Text to speech for learning a new language
An estimated 255 million people worldwide have some degree of visual impairment, of which one million are blind. Text-to-speech technology allows those who are unable to read from the screen to access written content by listening to it.
If one does not have a visual impairment, reading for a long period can still cause visual strain. In such a situation, text-to-speech technology is a valuable tool that allows the reader to re-open without looking at the screen without pausing on their investment with the textual content.
Text to speech enabling consumption on the go
Text-to-speech technology allows customers to listen to any text on the go or while multitasking. Studies have shown that we spend more time than we plug into audio sources: from listening to music and podcasts to relying on smart speakers to deliver news and instructive audio content such as recipe lists or weather reports, in which we handle surrounding tasks.
Most people can’t find enough time to read in their day. Text-to-speech technology converts words that the reader would otherwise have to focus on from the heart, converting them into sounds that can bring them along wherever they go.
Text-to-speech technology is also beneficial because it does not require standing on a microphone to record long streams of text, especially when the audio content needs to be given with little or no warning. The technology is ideal for converting news briefings or regularly updated airing courses - like micro clearing, which is the training of content sent into smaller content - from text to automated speech.

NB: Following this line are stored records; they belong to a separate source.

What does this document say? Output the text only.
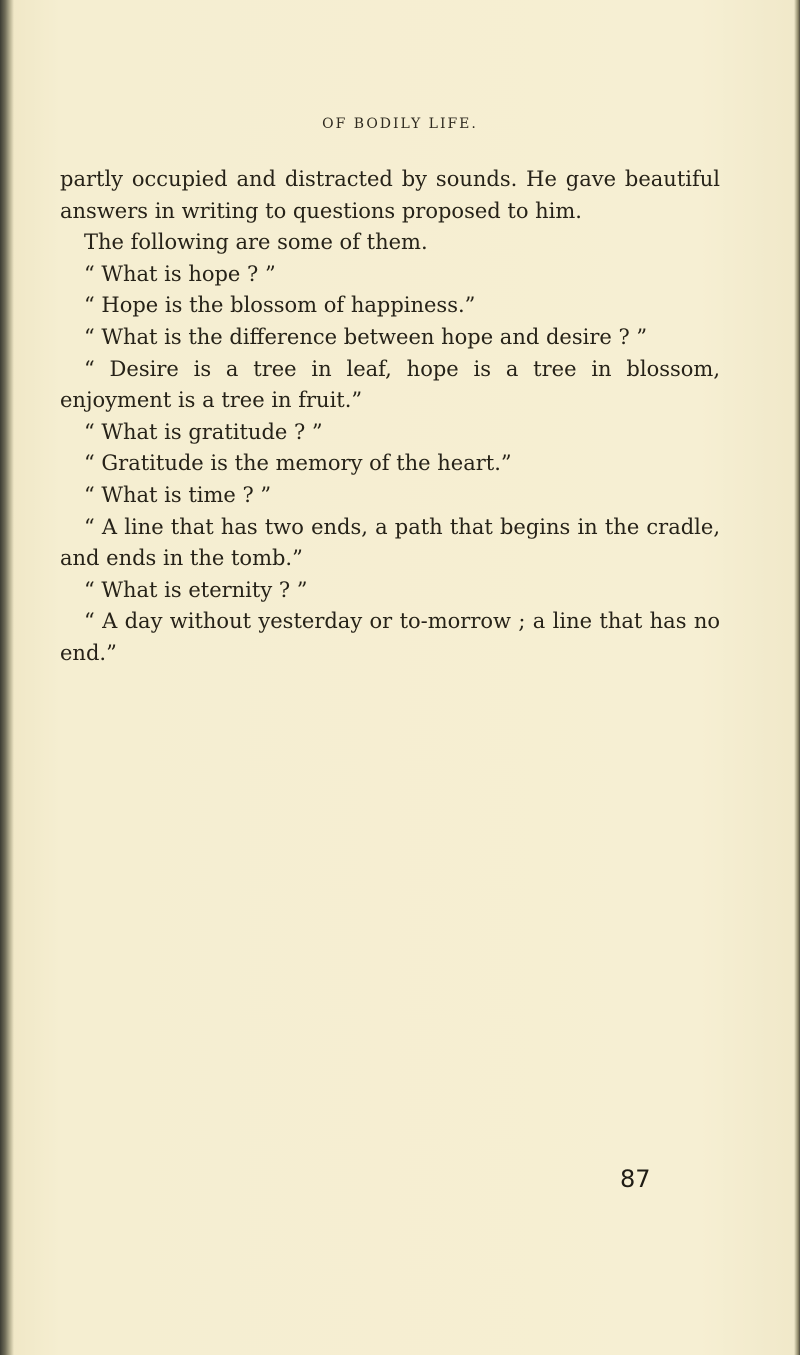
OF BODILY LIFE.

partly occupied and distracted by sounds. He gave beautiful answers in writing to questions proposed to him.

The following are some of them.

“ What is hope ? ”

“ Hope is the blossom of happiness.”

“ What is the difference between hope and desire ? ”

“ Desire is a tree in leaf, hope is a tree in blossom, enjoyment is a tree in fruit.”

“ What is gratitude ? ”

“ Gratitude is the memory of the heart.”

“ What is time ? ”

“ A line that has two ends, a path that begins in the cradle, and ends in the tomb.”

“ What is eternity ? ”

“ A day without yesterday or to-morrow ; a line that has no end.”

87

In addition to being optimal for frequently updated content, text-to-speech technology is also suitable for long-form content. This can include words from books, articles, training documents, or any piece of writing. Text to speech can allow anyone to use any content anywhere, even when the listener is engaged in complementary activities.
Text to speech for people with medical conditions that affect their voice
Text technology can help send voice for people who have a speech impairment or have a medical condition that affects their ability to speak.
ALS, Parkinson's, stroke, and brain injury are associated with acquired disorders in nearly one in ten people in the United States. Acquired speech impairment may include decreased ability to speak as a whole.
For most people, their voice is as familiar as their own, as different as their fingerprints. In recent years, new forms of text-to-speech technology have been developed that can reproduce a person's voice even before it is diagnosed.
Groundbreaking initiatives such as Project Euphonia, developed by artificial intelligence company Deep Mind in collaboration with Google, are working hard to "synthesize high-quality, natural-sounding voices using minimally recorded speech data."
After football player Tim Shaw diagnoses ALS, he lost the ability to speak. Still, using the show's NFL audio recordings, DeepMind and Google's AI team were able to recreate the football player's previous voice. The results are taken in this short documentary:
In the documentary, Google AI Product Manager Julie Cattiau outlines that Project Euhponia’s two primary goals are “to improve speech recognition for people who have a variety of medical conditions,” as well as “to give people their voice back, this means recreating the way they used to sound before they were diagnosed.”
In the documentary, Google AI Product Manager Julie Cattiau adapted that Project Euphonia's two primary objectives were to "improve speech recognition for people with a variety of medical conditions" as well as "give people back their voice, which means recreating the way they used to sound before they were diagnosed.”
Summary
Train custom voice models using your audio recordings to create a unique and more natural-sounding sound for your organization. You can define and select voice profiles that suit your organization and quickly adjust to changes in voice needs without recording new phrases. TTS converts text into audio speech.